Une sanction supplémentaire a été établie à l'article 6(h)(2) du contrat, qui stipule que :

« En cas de réalisation de l'obligation d'achat après 18 mois à compter de la fin de la période d'exécution, un montant de 2 % sera déduit du prix de l'appartement, qui sera déterminé comme indiqué au paragraphe (1) ci-dessus, pour chaque mois suivant la fin de la période de 18 mois susmentionnée. »

Cet article n'indique pas non plus qu'il concerne un type particulier de projet, et je ne peux donc pas être d'accord avec la conclusion du juge de première instance, dont mon collègue, le juge Matza, est également partenaire, selon laquelle l'article 6(h)(2) ne s'applique qu'aux projets du premier type.  Cette section, comme sa prédécesseure, est généralement rédigée et, par conséquent, selon son sens clair, elle s'applique aux deux types de projets.

L'objectif de cet article est clair : éviter que les entrepreneurs ne tardent trop longtemps dans la soumission de la demande de réalisation et éviter la création d'une situation où les entrepreneurs laissent entre leurs mains plus d'un an et demi après la fin de la période d'exécution, un parc d'appartements, qui peuvent être à différents stades de construction, ne les vend pas sur le marché libre, mais ne demande pas non plus la réalisation de l'entreprise au gouvernement.  Dans un tel cas, l'objectif principal de l'accord, qui est d'enrichir le parc d'appartements en Israël, est supprimé.  Par conséquent, la « sanction » a été déterminée, selon laquelle, après un an et demi à partir de la fin de la période d'exécution,  2 % du prix de l'appartement sera déduit pour chaque mois de ce retard.

 

La prochaine « clause de supervision », qui est la clause contestée dans notre affaire, est l'article 6(h)(3), qui stipule ce qui suit :

« En cas de réalisation d'un engagement d'achat dans des projets pour lesquels un engagement d'achat est accordé au taux de  100 % après la fin de la période d'exécution, un montant de 5 % pour chaque mois suivant la période d'exécution sera déduit du prix de l'appartement à déterminer comme indiqué au paragraphe (1) ci-dessus. »
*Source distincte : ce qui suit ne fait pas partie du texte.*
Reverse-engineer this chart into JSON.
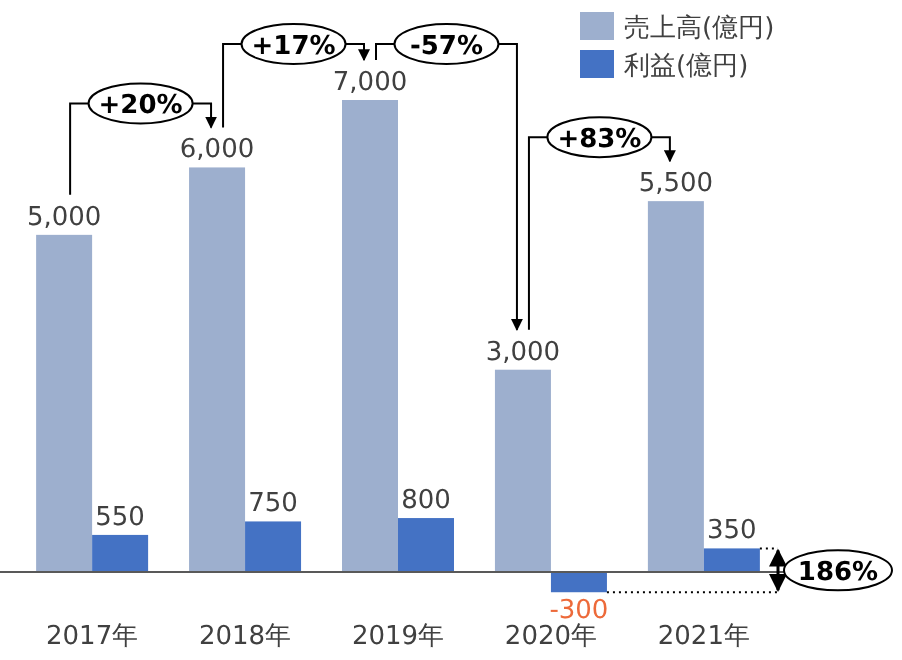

  1. L'appelant nous demande de déterminer que la clause 6(h)(3) susmentionnée, selon l'intention des parties, était destinée à constituer le bras parallèle de l'instrument de surveillance prévu à l'alinéa 6(g), c'est-à-dire que la clause doit être interprétée de manière à ce que, pour les sociétés construisant dans des zones de développement, ayant reçu un engagement d 'achat de 100 % et dont la date de réalisation est à la fin de la phase 18, 5 %  du prix de l'appartement soit déduit pour chaque mois de retard dans l'achèvement de la construction.  Le premier niveau a interprété cette section comme faisant référence au retard dans la soumission de la demande de réalisation de l'entreprise d'achat, et non au retard dans l'exécution de la construction.  Selon l'avis du juge juge, la formulation de cet article est identique à la précédente (article 6(h)(2)), et la conclusion est donc qu'il concerne également le retard dans le dépôt de la demande de réalisation, sauf qu'il ne traite que des projets du second type, tandis que l'article 6(h)(2) traite des projets du premier type.
  2. À la suite de cette interprétation, une situation s'est créée où, pour des projets du second type, il n'y a aucune sanction pour le retard dans l'exécution de la construction. Il ne fait aucun doute que ce résultat est illogique, car il n'y a aucune logique à imposer une sanction pour retard dans l'achèvement de la construction des projets du premier type, et à ne pas imposer une sanction parallèle aux projets du second type. En ce qui concerne les projets du second type, une telle sanction est d'autant plus exigée, car les avantages accordés aux entrepreneurs qui y sont engagés sont bien plus importants, et un moyen de supervision plus important est donc également nécessaire.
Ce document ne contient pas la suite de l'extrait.